A economia brasileira deve ter crescido perto de zero no primeiro semestre e o resultado do ano deve ser inferior aos 2,5% de expansão de 2013, segundo o presidente do Banco Central (BC), Alexandre Tombini. Traduzida para a linguagem corrente, foi essa a avaliação apresentada no Senado na terça-feira. A tradução ainda é suave, mas muito menos que o discurso original. Diante dos senadores, o presidente Tombini usou palavras macias para falar da crise: "Na avaliação do Banco Central, o ritmo de expansão da atividade econômica em 2014 tende a ser menos intenso do que o observado no ano passado, mostrando moderação, próximo da estabilidade, no primeiro semestre, e recuperação ao longo do segundo semestre deste ano". No caso de um país emergente, descrever um ritmo inferior a 2,5% como "menos intenso" é abusar do eufemismo, especialmente quando o próprio BC já cortou de 2% para 1,6% sua projeção de aumento do Produto Interno Bruto (PIB).

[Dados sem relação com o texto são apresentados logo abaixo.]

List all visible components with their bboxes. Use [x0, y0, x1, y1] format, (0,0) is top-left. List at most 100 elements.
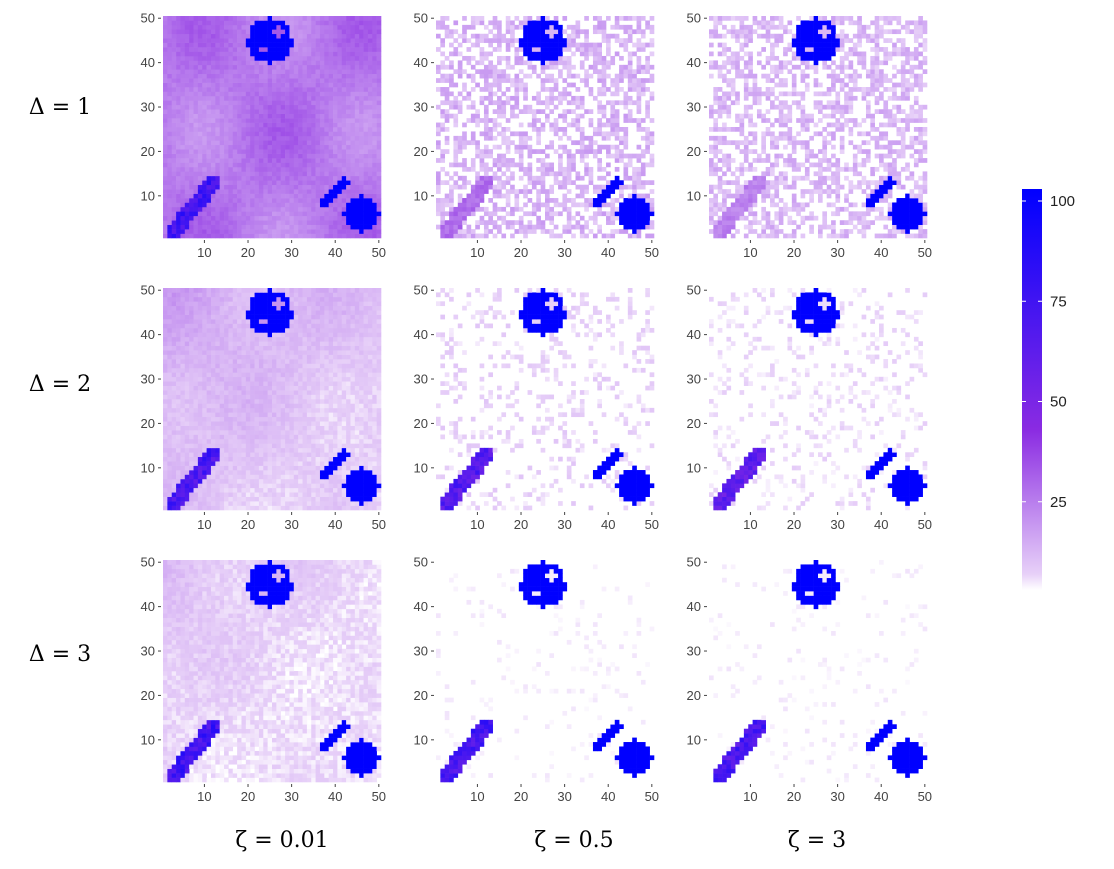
- heatmap-cell: [466, 24, 472, 30]
- heatmap-cell: [189, 55, 194, 61]
- heatmap-cell: [492, 73, 498, 79]
- heatmap-cell: [228, 144, 234, 150]
- heatmap-cell: [640, 118, 646, 123]
- heatmap-cell: [636, 82, 642, 88]
- heatmap-cell: [333, 122, 338, 128]
- heatmap-cell: [298, 193, 303, 199]
- heatmap-cell: [324, 184, 329, 190]
- heatmap-cell: [783, 144, 788, 150]
- heatmap-cell: [302, 78, 308, 83]
- heatmap-cell: [306, 33, 312, 39]
- heatmap-cell: [475, 175, 480, 181]
- heatmap-cell: [302, 69, 308, 75]
- heatmap-cell: [263, 109, 268, 114]
- heatmap-cell: [363, 202, 369, 208]
- heatmap-cell: [540, 42, 546, 48]
- heatmap-cell: [765, 189, 771, 194]
- heatmap-cell: [619, 211, 624, 217]
- heatmap-cell: [835, 91, 841, 97]
- heatmap-cell: [189, 175, 194, 181]
- heatmap-cell: [462, 24, 467, 30]
- heatmap-cell: [302, 193, 308, 199]
- heatmap-cell: [224, 220, 229, 225]
- heatmap-cell: [184, 162, 190, 168]
- heatmap-cell: [756, 233, 762, 239]
- heatmap-cell: [232, 135, 238, 141]
- heatmap-cell: [645, 198, 650, 203]
- heatmap-cell: [228, 229, 234, 234]
- heatmap-cell: [606, 42, 611, 48]
- heatmap-cell: [440, 224, 446, 230]
- heatmap-cell: [258, 220, 264, 225]
- heatmap-cell: [267, 24, 273, 30]
- heatmap-cell: [571, 122, 576, 128]
- heatmap-cell: [359, 16, 364, 21]
- heatmap-cell: [804, 166, 810, 172]
- heatmap-cell: [193, 113, 199, 119]
- heatmap-cell: [258, 42, 264, 48]
- heatmap-cell: [376, 113, 382, 119]
- heatmap-cell: [449, 206, 454, 212]
- heatmap-cell: [202, 42, 207, 48]
- heatmap-cell: [717, 166, 723, 172]
- heatmap-cell: [285, 55, 290, 61]
- heatmap-cell: [497, 206, 502, 212]
- heatmap-cell: [189, 47, 194, 52]
- heatmap-cell: [363, 113, 369, 119]
- heatmap-cell: [479, 153, 485, 159]
- heatmap-cell: [804, 149, 810, 154]
- heatmap-cell: [592, 149, 598, 154]
- heatmap-cell: [623, 95, 629, 101]
- heatmap-cell: [272, 20, 277, 26]
- heatmap-cell: [210, 91, 216, 97]
- heatmap-cell: [571, 29, 576, 35]
- heatmap-cell: [922, 140, 928, 146]
- heatmap-cell: [319, 180, 325, 186]
- heatmap-cell: [887, 189, 893, 194]
- heatmap-cell: [462, 16, 467, 21]
- heatmap-cell: [350, 118, 356, 123]
- heatmap-cell: [523, 224, 528, 230]
- heatmap-cell: [224, 55, 229, 61]
- heatmap-cell: [189, 215, 194, 221]
- heatmap-cell: [237, 78, 242, 83]
- heatmap-cell: [791, 180, 797, 186]
- heatmap-cell: [761, 113, 766, 119]
- heatmap-cell: [510, 184, 515, 190]
- heatmap-cell: [163, 60, 168, 66]
- heatmap-cell: [341, 211, 347, 217]
- heatmap-cell: [367, 87, 373, 92]
- heatmap-cell: [232, 158, 238, 163]
- heatmap-cell: [245, 42, 251, 48]
- heatmap-cell: [627, 215, 633, 221]
- heatmap-cell: [289, 180, 295, 186]
- heatmap-cell: [354, 78, 360, 83]
- heatmap-cell: [315, 60, 321, 66]
- heatmap-cell: [171, 144, 177, 150]
- heatmap-cell: [293, 73, 299, 79]
- heatmap-cell: [328, 166, 334, 172]
- heatmap-cell: [553, 149, 559, 154]
- heatmap-cell: [280, 109, 286, 114]
- heatmap-cell: [818, 180, 823, 186]
- heatmap-cell: [887, 180, 893, 186]
- heatmap-cell: [337, 131, 343, 137]
- heatmap-cell: [302, 100, 308, 106]
- heatmap-cell: [809, 211, 814, 217]
- heatmap-cell: [232, 78, 238, 83]
- heatmap-cell: [619, 153, 624, 159]
- heatmap-cell: [285, 202, 290, 208]
- heatmap-cell: [272, 175, 277, 181]
- heatmap-cell: [462, 33, 467, 39]
- heatmap-cell: [280, 140, 286, 146]
- heatmap-cell: [324, 144, 329, 150]
- heatmap-cell: [285, 215, 290, 221]
- heatmap-cell: [298, 64, 303, 70]
- heatmap-cell: [765, 118, 771, 123]
- heatmap-cell: [245, 38, 251, 43]
- heatmap-cell: [483, 135, 489, 141]
- heatmap-cell: [735, 95, 740, 101]
- heatmap-cell: [761, 184, 766, 190]
- heatmap-cell: [346, 55, 351, 61]
- heatmap-cell: [879, 198, 884, 203]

Apesar do excesso de açúcar, a fala do presidente do BC foi geralmente fiel aos fatos conhecidos - pelo menos para o ouvinte razoavelmente informado e em condições de ultrapassar as barreiras da linguagem. O baixo crescimento neste ano e nos três anteriores é apenas parte de um cenário mais assustador. Para avançar com maior velocidade e maior firmeza, a economia brasileira precisará investir muito mais, e com muito maior eficiência, em máquinas, equipamentos, construções privadas e infraestrutura. Esse investimento foi muito baixo nos últimos anos e ainda caiu no primeiro semestre de 2014. Mas a história parece muito menos desagradável na linguagem do presidente do BC. "Prospectivamente", disse ele, "minha avaliação é de que o desempenho da formação de capital neste ano será menos favorável do que o observado em 2013."
No ano passado, o investimento correspondeu a pouco mais de 18% do PIB. Nos 12 meses terminados no primeiro trimestre de 2014, ficou em 17,7%. Os dados parciais da primeira metade do ano indicam produção e importação de máquinas e equipamentos menores que as de um ano antes. O total investido na capacidade produtiva será neste ano ainda mais distante da meta, anunciada e repetida pelo governo, de 24% do PIB. Essa proporção ainda será inferior à da maior parte dos outros países emergentes, incluídos vários latino-americanos. Sem negar explicitamente os fatos conhecidos e as projeções contidas até nos documentos do BC. Tombini conseguiu, no entanto, adoçar consideravelmente a descrição.
Com igual cuidado, ele se absteve de confrontar o desempenho econômico do Brasil com os de países emergentes mais dinâmicos e com taxas de inflação bem menores. Na descrição do cenário internacional, mencionou a série de revisões, para baixo, das projeções de crescimento publicadas por várias fontes nacionais e internacionais. As tendências observadas até agora, segundo ele, confirmam a expectativa de recuperação global mais lenta que a prevista no ano passado. A recuperação provavelmente continuará, ressalvou o presidente do BC, mas só ganhará mais impulso quando os espíritos animais dos empresários forem restabelecidos totalmente.
Até aí, a análise émuito parecida com a de muitos outros especialistas. Mas o presidente do BC comete uma espécie de contrabando, em sua descrição da cena global, ao tratar como parte de uma tendência geral a piora das previsões para a economia brasileira. A revisão para baixo das projeções de crescimento, segundo ele, "engloba países avançados, como os Estados Unidos, assim como economias emergentes, como o México, a China, o Brasil", etc.
As revisões, de fato, são gerais, mas é um tanto abusivo diluir o caso brasileiro nesse conjunto. O desempenho do Brasil tem sido, há anos, bem pior que o da maioria dos emergentes e as projeções para o País, neste e nos próximos quatro ou cinco anos, continuam muito ruins. Os obstáculos ao crescimento brasileiro são na maior parte de origem interna. Não se pode examiná-los adequadamente sem uma discussão franca da política econômica. O discurso do presidente do BC passou longe desse quesito.